Things shifted after I got married. Though I had been unemployed when I first started dating my now-husband, I’d still been fiercely independent, insisting on paying my own way with the money I didn’t have and taking him out on the town as I reviewed nightlife spots for Shecky’s. But by the time we said “I do,” I was relying on him more and more. Still, when I left my full-time publishing job within a month of the wedding, I was still determined to pull my own weight. I read woman-centric how-to books on building one’s own business: The Boss of You. The Anti 9 to 5 Guide. My So-Called Freelance Life. I harbored lofty, ambitious dreams of being a successful business owner. Being part of a power couple. Reclaiming some semblance of my former self as the feminist I thought I was supposed to be.

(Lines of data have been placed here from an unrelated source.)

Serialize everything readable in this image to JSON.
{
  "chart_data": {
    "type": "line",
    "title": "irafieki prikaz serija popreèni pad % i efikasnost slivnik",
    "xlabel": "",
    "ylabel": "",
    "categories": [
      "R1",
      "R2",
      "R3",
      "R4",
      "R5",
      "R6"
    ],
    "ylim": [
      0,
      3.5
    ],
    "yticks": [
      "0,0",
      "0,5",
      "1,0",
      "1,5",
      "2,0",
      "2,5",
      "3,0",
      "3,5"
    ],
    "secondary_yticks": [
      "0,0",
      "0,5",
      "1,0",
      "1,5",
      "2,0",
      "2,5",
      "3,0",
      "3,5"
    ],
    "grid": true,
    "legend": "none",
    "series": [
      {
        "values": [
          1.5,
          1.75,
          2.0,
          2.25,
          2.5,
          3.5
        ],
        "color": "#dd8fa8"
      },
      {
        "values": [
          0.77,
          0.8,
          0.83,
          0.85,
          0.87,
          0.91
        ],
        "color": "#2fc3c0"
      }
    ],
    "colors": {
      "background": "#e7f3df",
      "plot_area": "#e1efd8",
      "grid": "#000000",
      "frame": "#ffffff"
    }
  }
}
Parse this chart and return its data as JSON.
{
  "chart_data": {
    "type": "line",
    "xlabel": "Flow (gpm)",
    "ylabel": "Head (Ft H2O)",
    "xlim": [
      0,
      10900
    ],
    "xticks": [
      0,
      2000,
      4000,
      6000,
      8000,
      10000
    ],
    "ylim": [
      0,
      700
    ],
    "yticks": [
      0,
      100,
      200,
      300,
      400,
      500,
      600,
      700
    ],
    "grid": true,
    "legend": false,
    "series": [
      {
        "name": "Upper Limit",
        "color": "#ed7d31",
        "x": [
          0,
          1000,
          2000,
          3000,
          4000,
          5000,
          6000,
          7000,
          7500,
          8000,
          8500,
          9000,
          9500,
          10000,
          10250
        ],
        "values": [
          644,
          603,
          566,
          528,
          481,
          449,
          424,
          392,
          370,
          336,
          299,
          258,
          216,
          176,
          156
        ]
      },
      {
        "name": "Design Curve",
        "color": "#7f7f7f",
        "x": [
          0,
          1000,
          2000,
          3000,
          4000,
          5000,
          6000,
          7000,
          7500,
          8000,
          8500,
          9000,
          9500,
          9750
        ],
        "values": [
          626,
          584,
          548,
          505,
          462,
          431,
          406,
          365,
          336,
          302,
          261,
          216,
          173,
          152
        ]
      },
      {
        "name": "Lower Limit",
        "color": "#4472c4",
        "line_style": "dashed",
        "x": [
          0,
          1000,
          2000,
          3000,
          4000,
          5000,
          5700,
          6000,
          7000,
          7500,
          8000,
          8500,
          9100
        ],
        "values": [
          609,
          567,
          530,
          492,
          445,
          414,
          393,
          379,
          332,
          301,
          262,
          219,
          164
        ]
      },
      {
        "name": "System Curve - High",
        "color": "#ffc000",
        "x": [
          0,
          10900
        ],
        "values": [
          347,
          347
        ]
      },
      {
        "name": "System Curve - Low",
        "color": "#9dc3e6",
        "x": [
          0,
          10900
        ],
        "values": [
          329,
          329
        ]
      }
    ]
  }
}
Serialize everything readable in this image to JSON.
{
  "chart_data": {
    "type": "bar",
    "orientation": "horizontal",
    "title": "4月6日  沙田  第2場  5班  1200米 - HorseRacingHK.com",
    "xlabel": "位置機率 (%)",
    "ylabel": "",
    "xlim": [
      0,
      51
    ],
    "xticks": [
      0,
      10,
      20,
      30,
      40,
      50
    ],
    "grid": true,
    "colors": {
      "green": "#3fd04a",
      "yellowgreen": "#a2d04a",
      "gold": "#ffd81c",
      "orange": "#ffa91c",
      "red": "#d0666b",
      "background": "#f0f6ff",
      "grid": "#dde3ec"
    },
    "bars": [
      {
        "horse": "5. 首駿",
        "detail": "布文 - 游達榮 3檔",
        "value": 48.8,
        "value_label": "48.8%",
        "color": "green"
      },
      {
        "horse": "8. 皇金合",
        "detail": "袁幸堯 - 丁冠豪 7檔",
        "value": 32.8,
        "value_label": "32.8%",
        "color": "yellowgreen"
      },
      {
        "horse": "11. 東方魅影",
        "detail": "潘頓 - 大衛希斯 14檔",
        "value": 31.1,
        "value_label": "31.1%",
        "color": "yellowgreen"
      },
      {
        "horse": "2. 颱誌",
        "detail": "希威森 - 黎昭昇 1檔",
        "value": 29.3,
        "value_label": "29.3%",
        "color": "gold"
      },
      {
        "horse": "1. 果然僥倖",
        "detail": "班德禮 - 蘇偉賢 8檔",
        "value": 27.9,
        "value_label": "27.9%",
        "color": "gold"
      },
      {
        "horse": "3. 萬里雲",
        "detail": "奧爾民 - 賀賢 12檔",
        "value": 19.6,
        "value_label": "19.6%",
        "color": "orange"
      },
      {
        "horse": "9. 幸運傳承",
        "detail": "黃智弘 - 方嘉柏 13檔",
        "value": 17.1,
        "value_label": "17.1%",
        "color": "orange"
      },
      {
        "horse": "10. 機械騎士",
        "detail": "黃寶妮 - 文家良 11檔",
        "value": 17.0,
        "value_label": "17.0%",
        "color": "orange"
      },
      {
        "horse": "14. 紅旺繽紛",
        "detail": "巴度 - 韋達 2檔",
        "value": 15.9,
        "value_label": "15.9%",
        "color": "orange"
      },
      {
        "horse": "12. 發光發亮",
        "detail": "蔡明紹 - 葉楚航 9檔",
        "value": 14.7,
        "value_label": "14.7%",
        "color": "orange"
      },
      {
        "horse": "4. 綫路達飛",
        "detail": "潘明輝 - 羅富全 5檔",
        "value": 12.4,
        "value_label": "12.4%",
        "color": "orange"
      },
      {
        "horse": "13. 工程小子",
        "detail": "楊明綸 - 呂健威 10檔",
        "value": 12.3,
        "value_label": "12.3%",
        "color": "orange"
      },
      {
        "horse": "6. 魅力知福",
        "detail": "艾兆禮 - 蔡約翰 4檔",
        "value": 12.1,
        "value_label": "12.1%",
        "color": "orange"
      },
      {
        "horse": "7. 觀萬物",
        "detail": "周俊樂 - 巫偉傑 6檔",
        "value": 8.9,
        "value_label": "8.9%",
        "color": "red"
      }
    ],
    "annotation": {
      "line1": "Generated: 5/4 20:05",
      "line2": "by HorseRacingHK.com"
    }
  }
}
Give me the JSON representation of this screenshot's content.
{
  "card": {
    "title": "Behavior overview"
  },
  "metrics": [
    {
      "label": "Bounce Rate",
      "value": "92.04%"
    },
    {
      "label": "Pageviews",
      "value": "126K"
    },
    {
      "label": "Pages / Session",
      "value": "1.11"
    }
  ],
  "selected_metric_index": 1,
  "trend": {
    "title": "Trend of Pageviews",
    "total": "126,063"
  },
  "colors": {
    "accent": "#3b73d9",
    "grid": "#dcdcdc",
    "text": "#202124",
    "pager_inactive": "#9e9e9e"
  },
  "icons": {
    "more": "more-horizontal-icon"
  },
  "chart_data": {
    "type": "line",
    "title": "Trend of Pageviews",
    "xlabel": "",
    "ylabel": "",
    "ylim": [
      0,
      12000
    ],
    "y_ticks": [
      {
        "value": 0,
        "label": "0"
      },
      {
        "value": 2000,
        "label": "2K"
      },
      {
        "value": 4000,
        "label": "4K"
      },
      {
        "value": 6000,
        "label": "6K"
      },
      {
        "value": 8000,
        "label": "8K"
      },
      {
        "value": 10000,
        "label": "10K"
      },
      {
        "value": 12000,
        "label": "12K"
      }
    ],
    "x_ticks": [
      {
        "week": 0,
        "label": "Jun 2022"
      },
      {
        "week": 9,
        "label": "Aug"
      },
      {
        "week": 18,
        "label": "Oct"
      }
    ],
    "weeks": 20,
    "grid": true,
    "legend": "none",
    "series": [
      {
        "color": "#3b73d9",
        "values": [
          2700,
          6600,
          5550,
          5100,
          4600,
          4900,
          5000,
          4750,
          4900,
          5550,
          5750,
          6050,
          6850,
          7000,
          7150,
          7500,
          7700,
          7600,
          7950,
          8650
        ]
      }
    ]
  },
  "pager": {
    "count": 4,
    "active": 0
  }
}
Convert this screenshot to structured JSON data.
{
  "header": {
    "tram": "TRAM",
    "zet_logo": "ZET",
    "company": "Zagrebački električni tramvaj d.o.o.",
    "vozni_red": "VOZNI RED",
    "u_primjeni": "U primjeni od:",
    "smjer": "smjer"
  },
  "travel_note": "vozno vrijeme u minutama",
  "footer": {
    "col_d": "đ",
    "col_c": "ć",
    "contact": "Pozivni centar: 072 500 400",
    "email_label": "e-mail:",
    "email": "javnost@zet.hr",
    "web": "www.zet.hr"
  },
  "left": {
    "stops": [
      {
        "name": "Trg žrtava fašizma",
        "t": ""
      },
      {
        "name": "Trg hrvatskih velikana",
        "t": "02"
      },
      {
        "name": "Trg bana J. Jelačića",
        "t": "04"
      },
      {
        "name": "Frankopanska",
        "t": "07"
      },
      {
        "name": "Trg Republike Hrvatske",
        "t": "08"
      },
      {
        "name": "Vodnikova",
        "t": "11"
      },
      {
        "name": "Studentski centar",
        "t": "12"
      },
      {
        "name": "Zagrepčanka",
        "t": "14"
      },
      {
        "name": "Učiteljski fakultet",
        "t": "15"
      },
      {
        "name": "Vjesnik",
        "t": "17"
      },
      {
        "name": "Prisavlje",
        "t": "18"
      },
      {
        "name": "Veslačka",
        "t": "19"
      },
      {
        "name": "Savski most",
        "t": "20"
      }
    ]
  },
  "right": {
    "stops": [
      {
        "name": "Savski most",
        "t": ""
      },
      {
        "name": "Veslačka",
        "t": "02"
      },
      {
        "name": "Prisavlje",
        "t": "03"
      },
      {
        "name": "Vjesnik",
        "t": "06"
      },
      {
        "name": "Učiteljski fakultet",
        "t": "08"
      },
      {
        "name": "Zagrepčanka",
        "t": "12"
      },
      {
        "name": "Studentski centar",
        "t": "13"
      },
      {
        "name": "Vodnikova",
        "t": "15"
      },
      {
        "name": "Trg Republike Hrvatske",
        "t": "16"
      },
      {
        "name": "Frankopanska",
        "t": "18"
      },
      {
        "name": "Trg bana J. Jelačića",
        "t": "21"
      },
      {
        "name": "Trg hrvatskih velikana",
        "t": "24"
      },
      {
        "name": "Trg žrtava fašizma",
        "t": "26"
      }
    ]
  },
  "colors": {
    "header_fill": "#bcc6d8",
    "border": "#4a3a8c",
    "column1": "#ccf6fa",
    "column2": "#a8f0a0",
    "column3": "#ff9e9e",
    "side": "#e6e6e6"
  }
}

In more recent years, I’ve settled into something a bit less ambitious, but no less important in my mind. I’ve explored “female sexual dysfunction” and female sexual health in my bylined writing and in the collaborative work I do with sexuality counselors, therapists, educators, and researchers. I’ve read books about female desire and its medicalization in books like Healing Painful Sex, When Sex Hurts, Moregasm (written by the owners of feminist sex shop Babeland), and Because It Feels Good. I’ve kept a toe dipped into all the rest of it by reading the always brilliant Best Sex Writing anthologies, put together by Rachel Kramer Bussel. I’m a sex writer, but I feel this is sex writing I can be proud of, which has not always been the case since content became more formulaic and I began writing endless listicles on boosting libido and achieving orgasm. I feel as if this is vital, important work.
And now I’m a mother, and I’m struggling to redefine who I am yet again. I’m redefining what’s important. Redefining the ways in which I am still a feminist. While still pregnant, I read Peggy Orenstein’s Cinderella Ate My Daughter on girly culture and “the dark side of pink and pretty.” I began planning out how I could avoid gender stereotyping my sweet daughter-to-be. I have Logan Levkoff’s Got Teens? on my TBR list, even though the sex talk is still years away. I’ve been reading literary magazines for parents, like Brain, Child and Literary Mama, trying to maintain my identity as a writer even as I become absorbed in my identity as a mother.
And then there is Bad Feminist, and thank god for that. Because it tells me I can be all of these things, even when it doesn’t seem very feminist-y. As I’ve blogged about here in the past, I tend to look for myself in the books that I read. But just as often, the books I read shape who I am.